Of course he didn’t. He hadn’t been paying attention. Not really.
And I’d been letting him get away with it. But not anymore.
“Because she was careful to be on her best behavior around you, and I didn’t want to put you in the middle.”
His hands finally dropped to his sides, and his shoulders sagged. When he spoke again, his voice was low, stripped of his usual confidence.
“I’m sorry, Callie. I should’ve been there today, and I should have seen what my mom was doing. No excuses.” He swallowed hard, ice-blue eyes glinting with something raw. “You deserve better than what I gave you. I swear to you, I’ll do better.”
I studied him, searching for cracks in his sincerity. I didn’t see any. He seemed like a man who knew he’d screwed up.
I wanted to believe him. So much.
But his regret didn’t erase the empty chair in that exam room, or the sting of that needle sliding into my arm without his hand in mine.
His promise didn’t wipe away the ache in my chest.
It might give us a way to move forward, though. As long as he truly meant what he said.
My voice was shaky as I whispered, “Okay.”
His gaze lingered on me, brow furrowing as though he sensed the distance I hadn’t put into words. He stepped closer. “Let me make it up to you, please. Give me the chance to prove how much you mean to me. How much I love you, Callie.”
The me from just last night probably would’ve melted at the plea, swept away by the intensity in his eyes. But now, a whisper of doubt lingered at the edge of my mind.
4
ETHAN
Every inch of Callie’s body told me she wasn’t fine. Her arms were wrapped tightly around her stomach, her shoulders were stiff, and her mouth was trembling. But the worst part was that her soft brown eyes still carried the kind of hurt that gutted me.
My wife had agreed to give me a chance, but I knew I had a lot of making up to do. I just needed to figure out where to start. Which was going to be hard because she didn’t believe me. Not really.
Callie had needed me today, and I had let her down. What if she never trusted me to be there for her again?
A hollow ache cracked open in my chest, panic clawing at the edges. If she pulled further away—stopped believing in us—I didn’t know what the hell I would do.
“I’ll prove it to you.” I stepped even closer, and her head tilted up, her eyes wary, but she didn’t move away.
Words wouldn’t be enough. I had to show her that she was my center of gravity. That the life we were building together meant everything to me.
I ached to reach for her, to tear down the distance between us.
“I swear I won’t fail you like this again. I couldn’t bear to lose you, Callie.”
Her lips parted, the smallest catch of breath breaking free. The doubt was still there in her eyes, a shadow I hated, but so was something else. Love.
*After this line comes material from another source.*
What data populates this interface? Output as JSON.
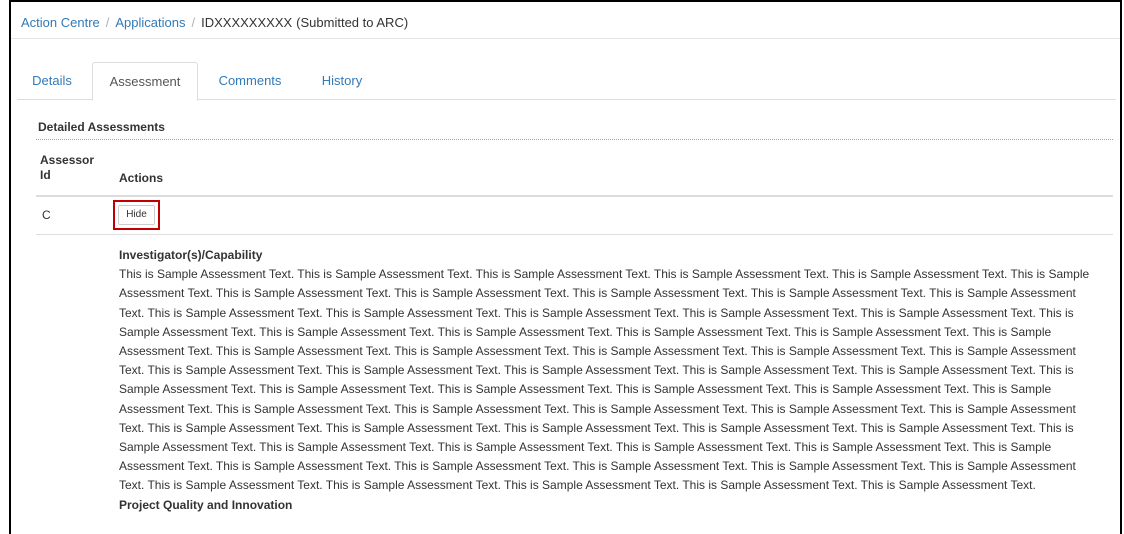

From the start, Callie hadn’t played games or tried to hide how she felt about me. She was open and honest, even when it was hard. Her candor was one of the reasons I’d fallen for her so quickly. She was so different from the women my mother kept pushing at me—who dated for sport, all strategy and no sincerity. Without Callie, I might’ve married one of them and been miserable for the rest of my life.
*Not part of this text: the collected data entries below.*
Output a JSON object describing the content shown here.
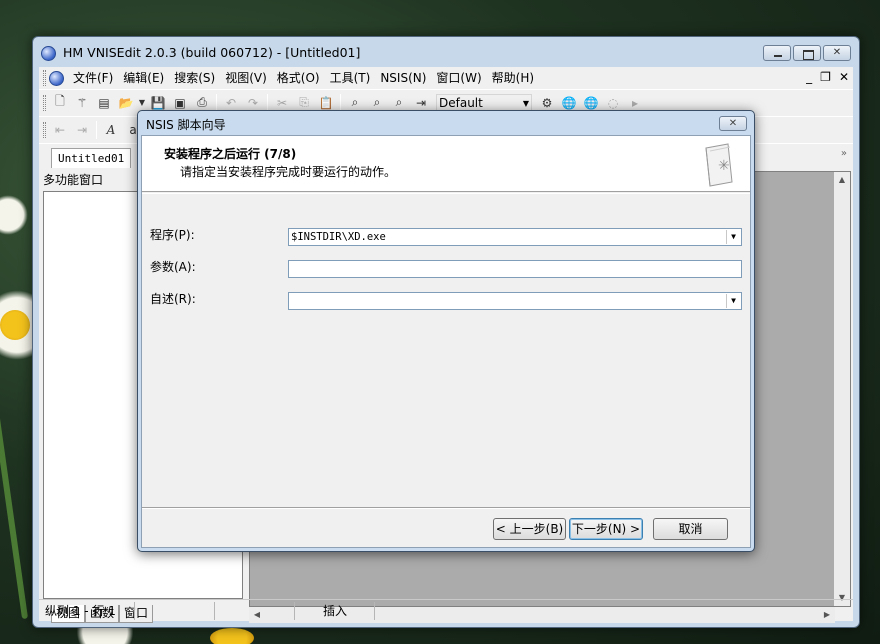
{
  "window": {
    "title": "HM VNISEdit 2.0.3 (build 060712) - [Untitled01]"
  },
  "menu": [
    "文件(F)",
    "编辑(E)",
    "搜索(S)",
    "视图(V)",
    "格式(O)",
    "工具(T)",
    "NSIS(N)",
    "窗口(W)",
    "帮助(H)"
  ],
  "toolbar": {
    "style_combo": "Default"
  },
  "document_tab": "Untitled01",
  "left_panel": {
    "title": "多功能窗口",
    "tabs": [
      "视图",
      "函数",
      "窗口"
    ]
  },
  "statusbar": {
    "position": "纵列 1 - 行 1",
    "mode": "插入"
  },
  "dialog": {
    "title": "NSIS 脚本向导",
    "step_title": "安装程序之后运行 (7/8)",
    "step_desc": "请指定当安装程序完成时要运行的动作。",
    "program_label": "程序(P):",
    "program_value": "$INSTDIR\\XD.exe",
    "params_label": "参数(A):",
    "params_value": "",
    "readme_label": "自述(R):",
    "readme_value": "",
    "back_button": "< 上一步(B)",
    "next_button": "下一步(N) >",
    "cancel_button": "取消"
  },
  "colors": {
    "window_frame": "#c7d8ea",
    "dialog_frame": "#c9dcef",
    "editor_bg": "#ababab"
  }
}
I closed the remaining distance between us, taking her trembling hands in mine. Her skin was cool, her pulse fluttering in her wrists. “I love you.”
“And I love you.”
I knew sex wouldn’t fix this. But tonight, it was the only language I had to show she was my everything.
Instead of taking from Callie, I was going to give. Each touch would be a vow.
“Let me worship you the way you deserve.”